Research

Modeling spectral and temporal variabilities in hyperspectral image unmixing

Acquired in hundreds of contiguous spectral bands, hyperspectral (HS) images have received an increasing interest due to the significant spectral information they convey about the materials present in a given scene. However, the limited spatial resolution of hyperspectral sensors implies that the observations are mixtures of multiple signatures corresponding to distinct materials. Hyperspectral unmixing is aimed at identifying the reference spectral signatures composing the data – referred to as endmembers – and their relative proportion in each pixel according to a predefined mixture model. In this context, a given material is commonly assumed to be represented by a single spectral signature.

This assumption shows a first limitation, since endmembers may vary locally within a single image, or from an image to another due to varying acquisition conditions, such as declivity and possibly complex interactions between the incident light and the observed materials. Unless properly accounted for, spectral variability can have a significant impact on the shape and the amplitude of the acquired signatures, thus inducing possibly significant estimation errors during the unmixing process.

A second limitation results from the significant size of HS data, which may preclude the use of batch estimation procedures commonly used in the literature, i.e., techniques exploiting all the available data at once. Such computational considerations notably become prominent to characterize endmember variability in multi-temporal HS (MTHS) images, i.e., sequences of HS images acquired over the same area at different time instants.

The main objective of this thesis consists in introducing new models and unmixing procedures to account for spatial and temporal endmember variability. Endmember variability is addressed by considering an explicit variability model reminiscent of the total least squares problem, and later extended to account for time-varying signatures. The variability is first estimated using an unsupervised deterministic optimization procedure based on the Alternating Direction Method of Multipliers (ADMM). Given the sensitivity of this approach to abrupt spectral variations, a robust model formulated within a Bayesian framework is introduced. This formulation enables smooth spectral variations to be described in terms of spectral variability, and abrupt changes in terms of outliers. Finally, the computational restrictions induced by the size of the data is tackled by an online estimation algorithm.

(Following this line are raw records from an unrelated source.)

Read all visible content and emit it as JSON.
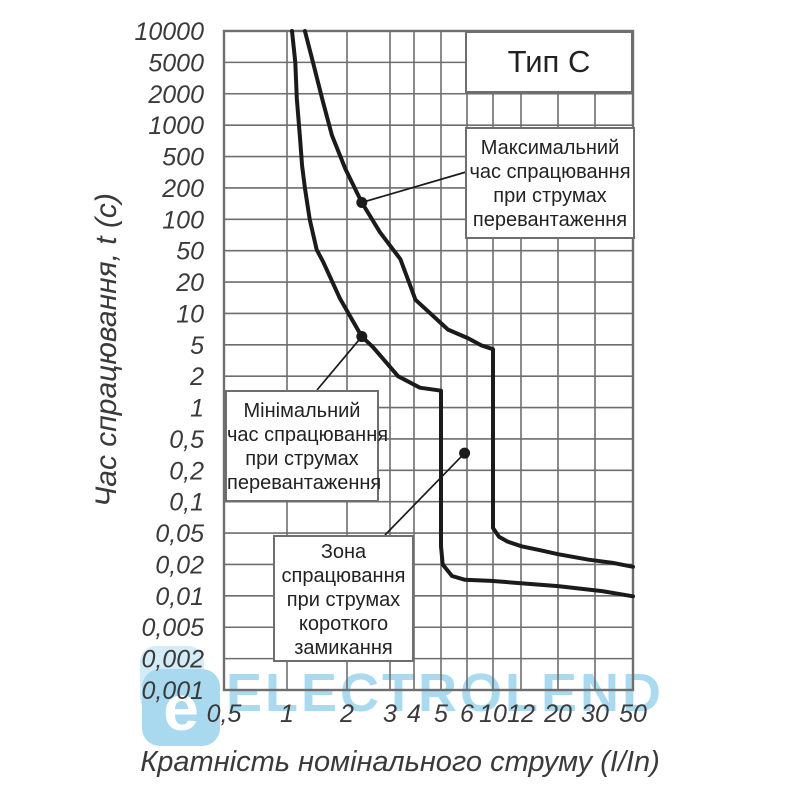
{
  "title_box": {
    "label": "Тип С"
  },
  "watermark": {
    "text": "ELECTROLEND",
    "logo_letter": "e"
  },
  "annotations": {
    "max": {
      "lines": [
        "Максимальний",
        "час спрацювання",
        "при струмах",
        "перевантаження"
      ]
    },
    "min": {
      "lines": [
        "Мінімальний",
        "час спрацювання",
        "при струмах",
        "перевантаження"
      ]
    },
    "zone": {
      "lines": [
        "Зона",
        "спрацювання",
        "при струмах",
        "короткого",
        "замикання"
      ]
    }
  },
  "colors": {
    "curve": "#1b1b1b",
    "grid": "#6e6e6e",
    "text": "#3a3a3a",
    "watermark_blue": "#aadaf0",
    "watermark_blue_light": "#d4ecf8",
    "box_bg": "#ffffff"
  },
  "chart_data": {
    "type": "line",
    "title": "Тип С",
    "xlabel": "Кратність номінального струму (I/In)",
    "ylabel": "Час спрацювання, t (с)",
    "grid": true,
    "x_axis": {
      "scale": "log",
      "range": [
        0.5,
        50
      ],
      "tick_values": [
        0.5,
        1,
        2,
        3,
        4,
        5,
        6,
        10,
        12,
        20,
        30,
        50
      ],
      "tick_labels": [
        "0,5",
        "1",
        "2",
        "3",
        "4",
        "5",
        "6",
        "10",
        "12",
        "20",
        "30",
        "50"
      ]
    },
    "y_axis": {
      "scale": "log-1-2-5",
      "range": [
        0.001,
        10000
      ],
      "tick_values": [
        10000,
        5000,
        2000,
        1000,
        500,
        200,
        100,
        50,
        20,
        10,
        5,
        2,
        1,
        0.5,
        0.2,
        0.1,
        0.05,
        0.02,
        0.01,
        0.005,
        0.002,
        0.001
      ],
      "tick_labels": [
        "10000",
        "5000",
        "2000",
        "1000",
        "500",
        "200",
        "100",
        "50",
        "20",
        "10",
        "5",
        "2",
        "1",
        "0,5",
        "0,2",
        "0,1",
        "0,05",
        "0,02",
        "0,01",
        "0,005",
        "0,002",
        "0,001"
      ]
    },
    "series": [
      {
        "name": "Максимальний час спрацювання при струмах перевантаження",
        "points": [
          [
            1.23,
            10000
          ],
          [
            1.35,
            5000
          ],
          [
            1.5,
            1800
          ],
          [
            1.68,
            800
          ],
          [
            1.96,
            350
          ],
          [
            2.3,
            145
          ],
          [
            2.73,
            75
          ],
          [
            3.4,
            39
          ],
          [
            4.05,
            13.5
          ],
          [
            5.25,
            7
          ],
          [
            6.1,
            5.8
          ],
          [
            8,
            4.9
          ],
          [
            10,
            4.4
          ],
          [
            10,
            0.056
          ],
          [
            10.4,
            0.045
          ],
          [
            11,
            0.039
          ],
          [
            12.1,
            0.034
          ],
          [
            16,
            0.03
          ],
          [
            20,
            0.027
          ],
          [
            28,
            0.023
          ],
          [
            38,
            0.021
          ],
          [
            50,
            0.019
          ]
        ]
      },
      {
        "name": "Мінімальний час спрацювання при струмах перевантаження",
        "points": [
          [
            1.06,
            10000
          ],
          [
            1.1,
            5000
          ],
          [
            1.12,
            1800
          ],
          [
            1.16,
            800
          ],
          [
            1.19,
            380
          ],
          [
            1.23,
            200
          ],
          [
            1.3,
            100
          ],
          [
            1.41,
            51
          ],
          [
            1.52,
            36
          ],
          [
            1.84,
            14
          ],
          [
            2.3,
            6
          ],
          [
            2.55,
            4.7
          ],
          [
            3.3,
            2
          ],
          [
            4.2,
            1.55
          ],
          [
            5,
            1.45
          ],
          [
            5,
            0.034
          ],
          [
            5.06,
            0.02
          ],
          [
            5.4,
            0.0155
          ],
          [
            5.9,
            0.0143
          ],
          [
            9.7,
            0.0139
          ],
          [
            20,
            0.0124
          ],
          [
            33,
            0.0111
          ],
          [
            50,
            0.0099
          ]
        ]
      }
    ],
    "markers": [
      {
        "x": 2.3,
        "t": 145,
        "label": "max-trip-time-point"
      },
      {
        "x": 2.3,
        "t": 6,
        "label": "min-trip-time-point"
      },
      {
        "x": 5.9,
        "t": 0.33,
        "label": "short-circuit-zone-point"
      }
    ]
  }
}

This work further investigates an asynchronous distributed estimation procedure to estimate the parameters of the proposed models.

Keywords: Hyperspectral imagery, spectral unmixing, endmember variability, multi-temporal data analysis, Bayesian methods, Markov chain Monte Carlo, (non-)convex optimization, stochastic optimization.

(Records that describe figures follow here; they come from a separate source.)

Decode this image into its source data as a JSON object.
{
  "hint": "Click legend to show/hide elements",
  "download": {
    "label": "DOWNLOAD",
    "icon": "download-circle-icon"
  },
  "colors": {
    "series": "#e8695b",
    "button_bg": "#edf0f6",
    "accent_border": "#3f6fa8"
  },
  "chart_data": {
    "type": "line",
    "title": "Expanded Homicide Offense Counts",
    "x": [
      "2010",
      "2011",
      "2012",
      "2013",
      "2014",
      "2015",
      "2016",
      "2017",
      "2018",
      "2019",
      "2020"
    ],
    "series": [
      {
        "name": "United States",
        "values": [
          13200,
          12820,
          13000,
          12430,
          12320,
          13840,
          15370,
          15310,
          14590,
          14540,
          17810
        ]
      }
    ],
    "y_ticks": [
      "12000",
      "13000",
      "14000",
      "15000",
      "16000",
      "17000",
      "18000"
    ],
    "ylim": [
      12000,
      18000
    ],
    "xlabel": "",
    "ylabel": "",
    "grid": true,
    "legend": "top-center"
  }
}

Advisors: Nicolas Dobigeon (University of Toulouse, IRIT/INP-ENSEEIHT, France) – Jean-Yves Tourneret (University of Toulouse, IRIT/INP-ENSEEIHT, France).

HS image
An hyperspectral image (RGB composition).

Time-Regularized Blind Deconvolution Approach for Radio Interferometry

Radio-interferometric imaging aims to estimate a sky intensity image from degraded undersampled Fourier measurements. At the dynamic range of interest to modern radio telescopes, the image reconstruction quality will be limited by the unknown time-dependent calibration kernels. Hence the need to perform joint image reconstruction and calibration, and consequently to solve a non-convex blind deconvolution problem. Extending our recent work where the calibration kernels are assumed to be smooth in space, we further assume in this work that the calibration kernels are smooth in time. In addition, an average sparsity prior is used for the estimation of the image of interest. The resulting high dimensional non-convex non-smooth minimization problem is then solved by leveraging an alternating forward-backward algorithm which benefits from well-established convergence guarantees. Our results show that time-regularization is effective in enhancing imaging quality.

This work has been conducted in collaboration with Dr. Audrey Repetti, Dr. Arwa Dabbech and Prof. Yves Wiaux. Further details can be found here .

Proposed prior
Proposed prior for the calibration kernels.